Trump wasn’t just being a locker room braggart, he was confessing crimes; sexual assault, abuse of power, coercion, workplace violence upon women.

If anyone thinks that increasing his fame, fortune, and legal clout will reduce his tendency to abuse what power he already has, they are sourly misguided and mistaken.

As president “The Donald” will be even worse.

And all those comparing this to Bill Clinton, consider, if Clinton’s sex scandal had occurred on the campaign trail instead of after he was elected would we have allowed him the office?

We have the opportunity now to prevent it from happening again instead of enabling it. And if we enable it, we elect him now, knowing this, we will have no recourse when he does it again because we will all have been complicit in putting a known and admitted amoral repetitive sexual predator into a position of legislative power.

The behavior of Bush and Trump in the video is not common and should not be dismissed as common. However, even if it was, I’d contend as Shaun King said that we don’t need a common man as President but an exceptional one.

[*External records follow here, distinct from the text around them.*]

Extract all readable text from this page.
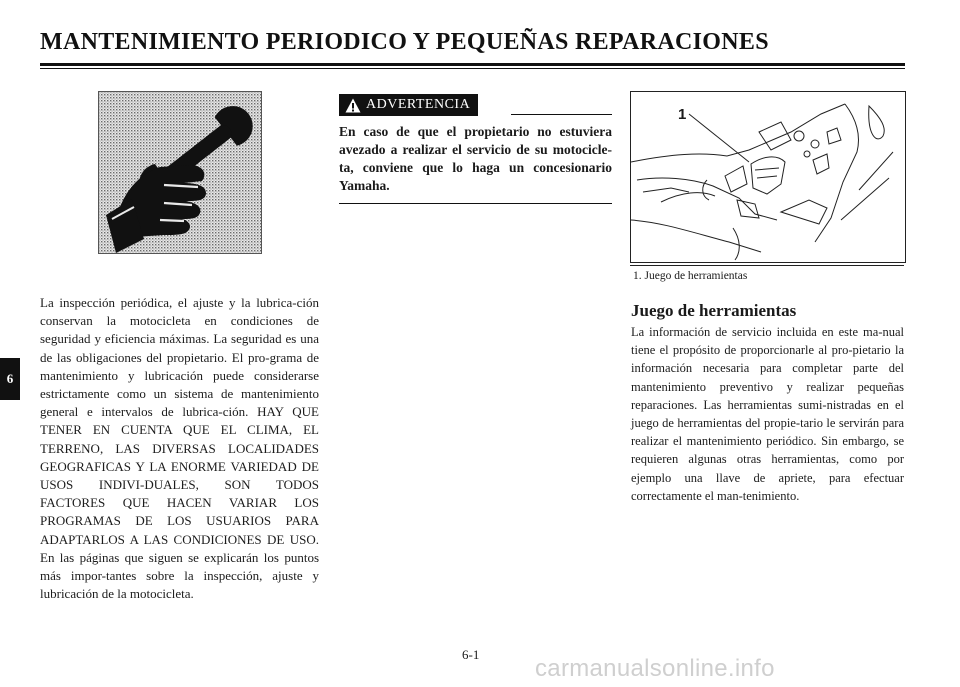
MANTENIMIENTO PERIODICO Y PEQUEÑAS REPARACIONES
ADVERTENCIA

En caso de que el propietario no estuviera avezado a realizar el servicio de su motocicle-ta, conviene que lo haga un concesionario Yamaha.

1
1. Juego de herramientas
6

La inspección periódica, el ajuste y la lubrica-ción conservan la motocicleta en condiciones de seguridad y eficiencia máximas. La seguridad es una de las obligaciones del propietario. El pro-grama de mantenimiento y lubricación puede considerarse estrictamente como un sistema de mantenimiento general e intervalos de lubrica-ción. HAY QUE TENER EN CUENTA QUE EL CLIMA, EL TERRENO, LAS DIVERSAS LOCALIDADES GEOGRAFICAS Y LA ENORME VARIEDAD DE USOS INDIVI-DUALES, SON TODOS FACTORES QUE HACEN VARIAR LOS PROGRAMAS DE LOS USUARIOS PARA ADAPTARLOS A LAS CONDICIONES DE USO. En las páginas que siguen se explicarán los puntos más impor-tantes sobre la inspección, ajuste y lubricación de la motocicleta.

Juego de herramientas

La información de servicio incluida en este ma-nual tiene el propósito de proporcionarle al pro-pietario la información necesaria para completar parte del mantenimiento preventivo y realizar pequeñas reparaciones. Las herramientas sumi-nistradas en el juego de herramientas del propie-tario le servirán para realizar el mantenimiento periódico. Sin embargo, se requieren algunas otras herramientas, como por ejemplo una llave de apriete, para efectuar correctamente el man-tenimiento.

6-1
carmanualsonline.info
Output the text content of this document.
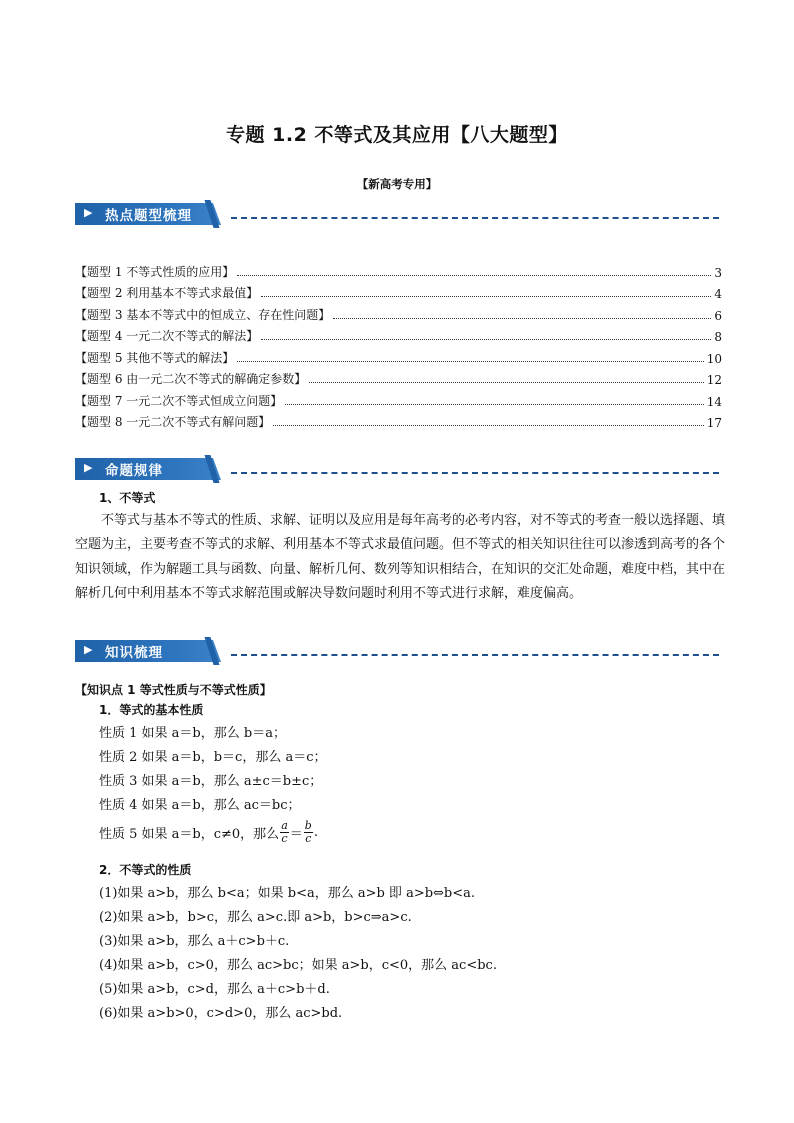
专题 1.2 不等式及其应用【八大题型】
【新高考专用】
▶ 热点题型梳理
【题型 1 不等式性质的应用】	3
【题型 2 利用基本不等式求最值】	4
【题型 3 基本不等式中的恒成立、存在性问题】	6
【题型 4 一元二次不等式的解法】	8
【题型 5 其他不等式的解法】	10
【题型 6 由一元二次不等式的解确定参数】	12
【题型 7 一元二次不等式恒成立问题】	14
【题型 8 一元二次不等式有解问题】	17
▶ 命题规律
1、不等式
不等式与基本不等式的性质、求解、证明以及应用是每年高考的必考内容，对不等式的考查一般以选择题、填空题为主，主要考查不等式的求解、利用基本不等式求最值问题。但不等式的相关知识往往可以渗透到高考的各个知识领域，作为解题工具与函数、向量、解析几何、数列等知识相结合，在知识的交汇处命题，难度中档，其中在解析几何中利用基本不等式求解范围或解决导数问题时利用不等式进行求解，难度偏高。
▶ 知识梳理
【知识点 1 等式性质与不等式性质】
1．等式的基本性质
性质 1 如果 a＝b，那么 b＝a；
性质 2 如果 a＝b，b＝c，那么 a＝c；
性质 3 如果 a＝b，那么 a±c＝b±c；
性质 4 如果 a＝b，那么 ac＝bc；
性质 5 如果 a＝b，c≠0，那么 $\frac{a}{c} = \frac{b}{c}$ .
2．不等式的性质
(1)如果 a>b，那么 b<a；如果 b<a，那么 a>b 即 a>b⇔b<a.
(2)如果 a>b，b>c，那么 a>c.即 a>b，b>c⇒a>c.
(3)如果 a>b，那么 a＋c>b＋c.
(4)如果 a>b，c>0，那么 ac>bc；如果 a>b，c<0，那么 ac<bc.
(5)如果 a>b，c>d，那么 a＋c>b＋d.
(6)如果 a>b>0，c>d>0，那么 ac>bd.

Trump is only exceptional in his utter disregard for all living things that do not bear the name Donald J. Trump.

For a very important woman’s perspective I’d encourage you to read this excellent piece by Lindy West entitled “Donald And Billy On The Bus.

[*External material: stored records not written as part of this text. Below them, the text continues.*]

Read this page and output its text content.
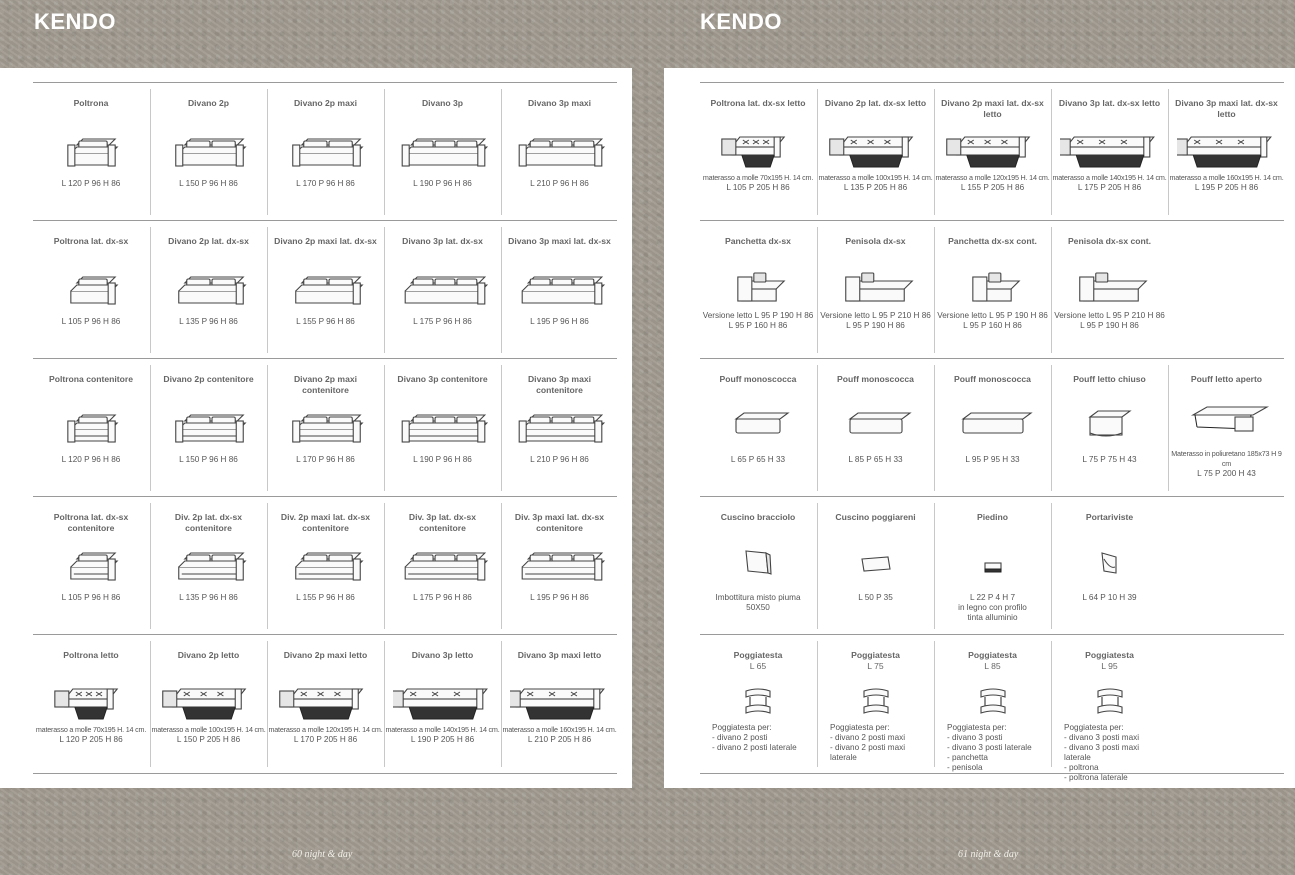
KENDO	KENDO
Poltrona
L 120 P 96 H 86
Divano 2p
L 150 P 96 H 86
Divano 2p maxi
L 170 P 96 H 86
Divano 3p
L 190 P 96 H 86
Divano 3p maxi
L 210 P 96 H 86
Poltrona lat. dx-sx
L 105 P 96 H 86
Divano 2p lat. dx-sx
L 135 P 96 H 86
Divano 2p maxi lat. dx-sx
L 155 P 96 H 86
Divano 3p lat. dx-sx
L 175 P 96 H 86
Divano 3p maxi lat. dx-sx
L 195 P 96 H 86
Poltrona contenitore
L 120 P 96 H 86
Divano 2p contenitore
L 150 P 96 H 86
Divano 2p maxi contenitore
L 170 P 96 H 86
Divano 3p contenitore
L 190 P 96 H 86
Divano 3p maxi contenitore
L 210 P 96 H 86
Poltrona lat. dx-sx contenitore
L 105 P 96 H 86
Div. 2p lat. dx-sx contenitore
L 135 P 96 H 86
Div. 2p maxi lat. dx-sx contenitore
L 155 P 96 H 86
Div. 3p lat. dx-sx contenitore
L 175 P 96 H 86
Div. 3p maxi lat. dx-sx contenitore
L 195 P 96 H 86
Poltrona letto
materasso a molle 70x195 H. 14 cm.
L 120 P 205 H 86
Divano 2p letto
materasso a molle 100x195 H. 14 cm.
L 150 P 205 H 86
Divano 2p maxi letto
materasso a molle 120x195 H. 14 cm.
L 170 P 205 H 86
Divano 3p letto
materasso a molle 140x195 H. 14 cm.
L 190 P 205 H 86
Divano 3p maxi letto
materasso a molle 160x195 H. 14 cm.
L 210 P 205 H 86
Poltrona lat. dx-sx letto
materasso a molle 70x195 H. 14 cm.
L 105 P 205 H 86
Divano 2p lat. dx-sx letto
materasso a molle 100x195 H. 14 cm.
L 135 P 205 H 86
Divano 2p maxi lat. dx-sx letto
materasso a molle 120x195 H. 14 cm.
L 155 P 205 H 86
Divano 3p lat. dx-sx letto
materasso a molle 140x195 H. 14 cm.
L 175 P 205 H 86
Divano 3p maxi lat. dx-sx letto
materasso a molle 160x195 H. 14 cm.
L 195 P 205 H 86
Panchetta dx-sx
Versione letto L 95 P 190 H 86
L 95 P 160 H 86
Penisola dx-sx
Versione letto L 95 P 210 H 86
L 95 P 190 H 86
Panchetta dx-sx cont.
Versione letto L 95 P 190 H 86
L 95 P 160 H 86
Penisola dx-sx cont.
Versione letto L 95 P 210 H 86
L 95 P 190 H 86
Pouff monoscocca
L 65 P 65 H 33
Pouff monoscocca
L 85 P 65 H 33
Pouff monoscocca
L 95 P 95 H 33
Pouff letto chiuso
L 75 P 75 H 43
Pouff letto aperto
Materasso in poliuretano 185x73 H 9 cm
L 75 P 200 H 43
Cuscino bracciolo
Imbottitura misto piuma
50X50
Cuscino poggiareni
L 50 P 35
Piedino
L 22 P 4 H 7
in legno con profilo
tinta alluminio
Portariviste
L 64 P 10 H 39
Poggiatesta
L 65
Poggiatesta per:
- divano 2 posti
- divano 2 posti laterale
Poggiatesta
L 75
Poggiatesta per:
- divano 2 posti maxi
- divano 2 posti maxi laterale
Poggiatesta
L 85
Poggiatesta per:
- divano 3 posti
- divano 3 posti laterale
- panchetta
- penisola
Poggiatesta
L 95
Poggiatesta per:
- divano 3 posti maxi
- divano 3 posti maxi laterale
- poltrona
- poltrona laterale
60 night & day	61 night & day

Is Trump The Republican Candidate Or Merely A Necessary Step in the Ascension Of Their Real Choice?

Consider the possibility for just a few moments that installing Donald Trump as President of the United States is not the specific endgame the Republican National Committee is striving to obtain.

 

The Republican leadership has committed themselves to the long game before, they’ve been focusing on the State and local governments for decades in order to rewrite legislation to undermine civil and Constitutional rights for protected classes of citizens and manipulate voting districts.

 

They’ve committed themselves to complete and total obstruction of a sitting president for two full terms, even to the determent of getting some of the concessions they have been fighting for all along by working with him as well as to the determent of the health, safety, and welfare of their own constituents.

 

What if they’ve decided that the best way to get the moderate Republicans to help them put a hard right evangelical conservative extremist in the office of Presidency is to reluctantly put Trump in the front runner position to appeal to use his fame and fortune to appeal to a populist base of voters easy to whip into a frenzy through manipulation of their willful ignorance to create uninformed outrage that will drive them in great numbers to the ballot boxes.   They do all this while claiming not to like his policies but supporting him because their constituents (whom they’ve already proven they about not at all) support him.

 

In exchange for party support during the election they put the candidate they ultimately want in the position in place as the campaign’s choice for Vice President on the ticket.   Then throughout the election cycle, that VP choice campaigns as if his running mate doesn’t exist and as if he doesn’t support the policies and positions of his own running mate himself.   Party leaders begin to slowly and reluctantly endorse their candidate while simultaneously distancing themselves from his rhetoric and condemning his behavior.

 

Finally, shortly after Trump is elected president, the RNC leadership that put him there unveils their plan to lead the way to impeach their own Presidential candidate, putting on a show of putting the safety and wellbeing of our nation’s above their own party line politics.

 

This would bring back the moderates that were driven away by Trump himself, secure their power position in the oval office with one of the most extreme right candidates to land on the ballot in decades,

 

In such a scenario, the end result wouldn’t be a President Trump in 2017, but a President Pence by 2018.

 

And in the long run, Pence would be far worse, because he is not a vacuous shell, but rather a conniving politician with a frightening social and economic agenda.